There's also the other challenge that is just something to think about. It's completely different, is storage, because these digital slides are extremely huge. And so while I know that storage is pretty cheap these days. You still have to figure out, can you afford to keep all of your slides, and if you're going to get rid of some of them after a while, how do you do that? You have to have sort of a workflow in that regard as well.

And so that those are a couple of things. I know they don't sound really sexy, but if you don't get the basics right. You're not going to get good data out of it. And so that's, that's the two that I think are the biggest. The other one is, of course, I really am into Multiplex, because I feel that for immune-oncology, pathology needs to go well, not exactly like genomics, because genomics can do hundreds and hundreds of slides, but we do need to go towards the multiplex. We do need to make that more standardized, make it a little more easy to use, and then do the analysis. And digital pathology is part of that. And so we need to make sure, because right now we're working with concentric, and concentric is like a image management system. They are getting there, but they don't even have the ability, right now, to store multiplex immunofluorescence Slides and show them to us in a way that the colours are right. And so that's another challenge to think about. You might want to integrate your multiplex with, say, your Chromogenic slides.
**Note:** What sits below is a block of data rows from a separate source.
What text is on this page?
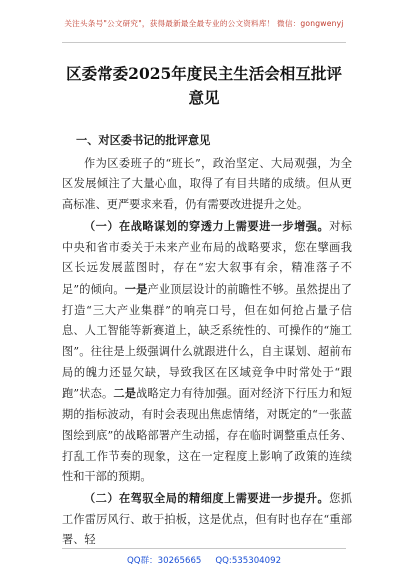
关注头条号"公文研究"，获得最新最全最专业的公文资料库！ 微信：gongwenyj
区委常委2025年度民主生活会相互批评
意见

一、对区委书记的批评意见

作为区委班子的“班长”，政治坚定、大局观强，为全区发展倾注了大量心血，取得了有目共睹的成绩。但从更高标准、更严要求来看，仍有需要改进提升之处。

（一）在战略谋划的穿透力上需要进一步增强。对标中央和省市委关于未来产业布局的战略要求，您在擘画我区长远发展蓝图时，存在“宏大叙事有余，精准落子不足”的倾向。一是产业顶层设计的前瞻性不够。虽然提出了打造“三大产业集群”的响亮口号，但在如何抢占量子信息、人工智能等新赛道上，缺乏系统性的、可操作的“施工图”。往往是上级强调什么就跟进什么，自主谋划、超前布局的魄力还显欠缺，导致我区在区域竞争中时常处于“跟跑”状态。二是战略定力有待加强。面对经济下行压力和短期的指标波动，有时会表现出焦虑情绪，对既定的“一张蓝图绘到底”的战略部署产生动摇，存在临时调整重点任务、打乱工作节奏的现象，这在一定程度上影响了政策的连续性和干部的预期。

（二）在驾驭全局的精细度上需要进一步提升。您抓工作雷厉风行、敢于拍板，这是优点，但有时也存在“重部署、轻

QQ群：30265665 QQ:535304092
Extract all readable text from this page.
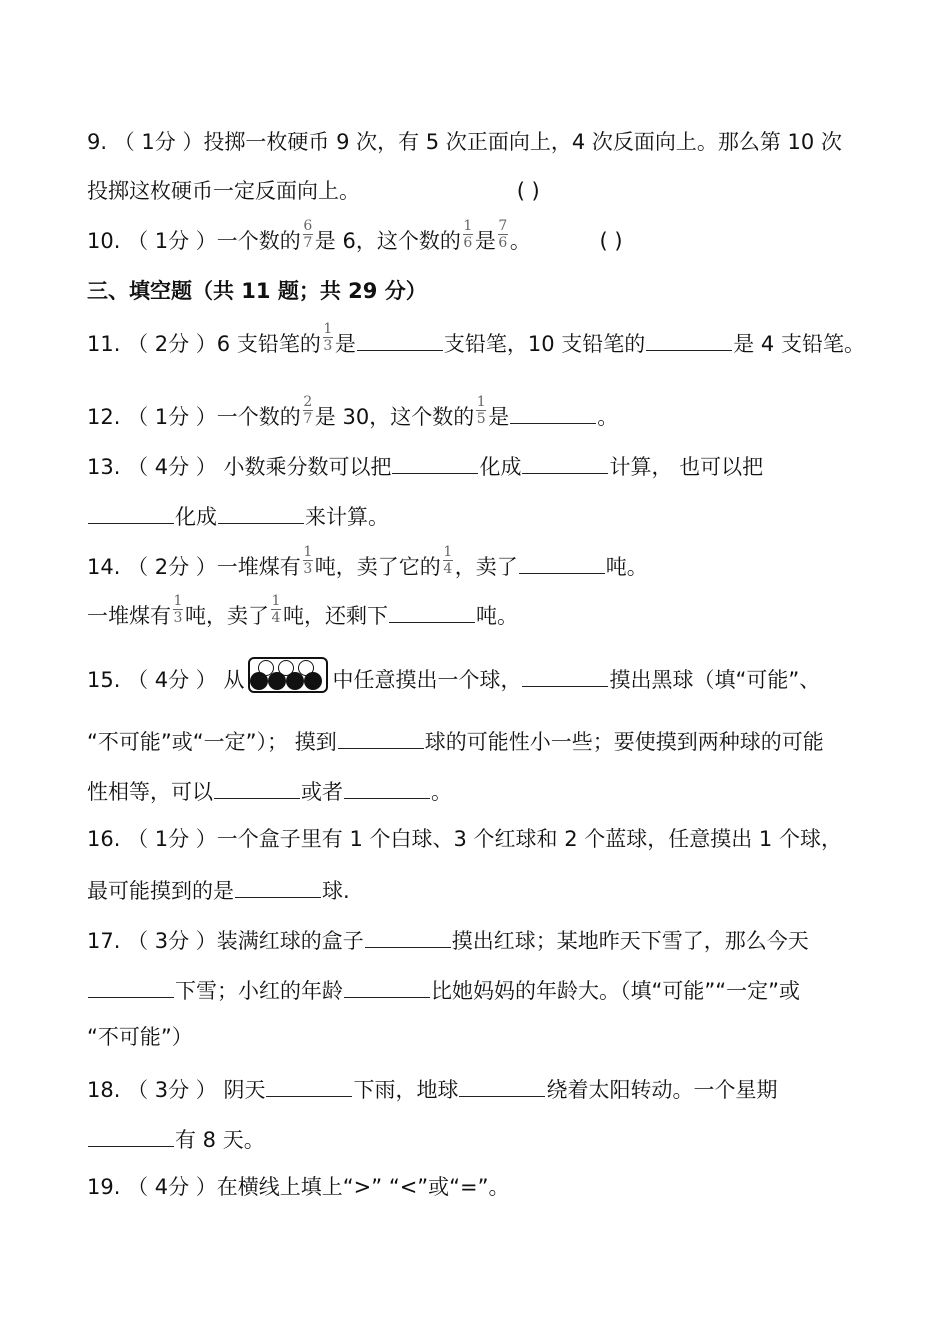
9. （ 1分 ）投掷一枚硬币 9 次，有 5 次正面向上，4 次反面向上。那么第 10 次
投掷这枚硬币一定反面向上。	( )
10. （ 1分 ）一个数的 $\frac{6}{7}$ 是 6，这个数的 $\frac{1}{6}$ 是 $\frac{7}{6}$ 。	( )
三、填空题（共 11 题；共 29 分）
11. （ 2分 ）6 支铅笔的 $\frac{1}{3}$ 是	支铅笔，10 支铅笔的	是 4 支铅笔。
12. （ 1分 ）一个数的 $\frac{2}{7}$ 是 30，这个数的 $\frac{1}{5}$ 是	。
13. （ 4分 ） 小数乘分数可以把	化成	计算， 也可以把
化成	来计算。
14. （ 2分 ）一堆煤有 $\frac{1}{3}$ 吨，卖了它的 $\frac{1}{4}$ ，卖了	吨。
一堆煤有 $\frac{1}{3}$ 吨，卖了 $\frac{1}{4}$ 吨，还剩下	吨。
15. （ 4分 ） 从	中任意摸出一个球，	摸出黑球（填“可能”、
“不可能”或“一定”）； 摸到	球的可能性小一些；要使摸到两种球的可能
性相等，可以	或者	。
16. （ 1分 ）一个盒子里有 1 个白球、3 个红球和 2 个蓝球，任意摸出 1 个球，
最可能摸到的是	球.
17. （ 3分 ）装满红球的盒子	摸出红球；某地昨天下雪了，那么今天
下雪；小红的年龄	比她妈妈的年龄大。（填“可能”“一定”或
“不可能”）
18. （ 3分 ） 阴天	下雨，地球	绕着太阳转动。一个星期
有 8 天。
19. （ 4分 ）在横线上填上“>” “<”或“=”。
So those are a few things that you got to get it right, and then you can go do the really fascinating things with AI and image analysis.

[16:45That's great. Thank you very much. And yeah, I think that brings our interview to close. So thank you, Suzanne, for sharing your thoughts on the evolving role of digital pathology, and we very much look forward to welcoming you at our event, thank you. I look forward to being there. Thank you. Bye, bye.